If you somehow haven’t seen this film by now, then the only thing you’re missing out on is some solid on-screen chemistry between Hudson and McConaughey. I honestly doubt the film would have as many genuinely entertaining moments it does without them, but…seriously, I’m writing this entire review wondering why the hell this got a second DVD release six years after the fact. Has nothing to do with the quality of the movie itself, it’s just…such a strange film to re-issue.
In any case, the film is decent enough to come Recommended for romantic comedy lovers, although chances are you’ve already seen this film multiple times anyway if you are.
The DVD itself comes housed in a standard Amaray DVD case that’s slid inside of a reflective foil cardboard slipcover, complete with a flap that reveals the ten things you do to a guy to get rid of him. Talk about spoilers! There are no inserts inside the case and the disc is just a plain grey wash. I don’t own the previous DVD release so I can’t compare transfers, but the film looks as you’d expect, with a bit of edge enhancement thrown in for some reason. The Dolby Digital 5.1 track is front-channel focused, with very little surround or subwoofer output aside from the films soundtrack.

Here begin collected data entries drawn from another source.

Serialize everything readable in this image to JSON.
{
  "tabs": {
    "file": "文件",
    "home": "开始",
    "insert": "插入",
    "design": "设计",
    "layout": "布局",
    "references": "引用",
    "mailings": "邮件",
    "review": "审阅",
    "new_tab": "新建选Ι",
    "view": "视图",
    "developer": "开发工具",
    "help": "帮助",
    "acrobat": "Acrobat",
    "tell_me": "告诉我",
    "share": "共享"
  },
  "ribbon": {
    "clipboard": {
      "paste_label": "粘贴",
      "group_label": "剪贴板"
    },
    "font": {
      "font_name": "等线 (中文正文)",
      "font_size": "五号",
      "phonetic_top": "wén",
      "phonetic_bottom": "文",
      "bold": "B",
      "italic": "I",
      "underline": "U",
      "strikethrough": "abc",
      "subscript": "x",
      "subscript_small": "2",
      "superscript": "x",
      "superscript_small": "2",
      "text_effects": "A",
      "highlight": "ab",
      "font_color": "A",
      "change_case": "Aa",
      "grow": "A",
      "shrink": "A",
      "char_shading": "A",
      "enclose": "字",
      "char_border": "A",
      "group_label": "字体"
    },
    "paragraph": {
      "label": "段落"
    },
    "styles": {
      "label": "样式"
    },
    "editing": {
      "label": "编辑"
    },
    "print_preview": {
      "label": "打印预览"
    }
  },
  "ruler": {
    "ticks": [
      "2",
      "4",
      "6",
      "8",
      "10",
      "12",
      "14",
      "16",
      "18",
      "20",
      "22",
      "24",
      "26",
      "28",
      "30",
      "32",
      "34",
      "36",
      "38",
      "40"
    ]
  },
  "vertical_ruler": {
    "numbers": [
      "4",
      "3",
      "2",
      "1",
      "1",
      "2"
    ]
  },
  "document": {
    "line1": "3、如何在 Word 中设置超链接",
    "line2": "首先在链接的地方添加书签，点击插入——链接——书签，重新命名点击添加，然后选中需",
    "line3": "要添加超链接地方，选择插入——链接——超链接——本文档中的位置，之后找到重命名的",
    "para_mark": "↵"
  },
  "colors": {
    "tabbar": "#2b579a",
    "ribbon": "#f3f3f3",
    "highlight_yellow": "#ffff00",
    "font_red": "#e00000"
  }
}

• How to Make a Movie in 2 Years (16:54)
• Why the Sexes Batlle (5:01)
• Girls Night Out (5:17)
• Commentary: – Commentary by Director Donald Petrie (previously used on 2003 DVD release)
• Music Videos: – Music Video – “Somebody Like You” by Keith Urban (3:53, previously used on 2003 DVD release)
• Additional Scenes: – Deleted Scenes with Director’s Commentary (9:30, previously used on 2003 DVD release)
The first three extras are the new ones, but are all interviews with the writers originally involved with the book and/or film. There’s no actor footage here, so they’re kind of…odd extras to record, especially the interview segments with the authors of the book, as the interview takes place in a bar and the background noise is kind of annoying.
Overall it’s a decent release but…again, I just come back to the question of why this film? A Blu-ray release with new extras I can see, but is the market really out there for a new edition of this film with three new extras that don’t even amount to a half an hour of new footage? Previous owners can just Skip this one without any concern.
How to Lose a Guy in 10 Days: Deluxe Edition arrives on DVD and Blu-ray on August 25th.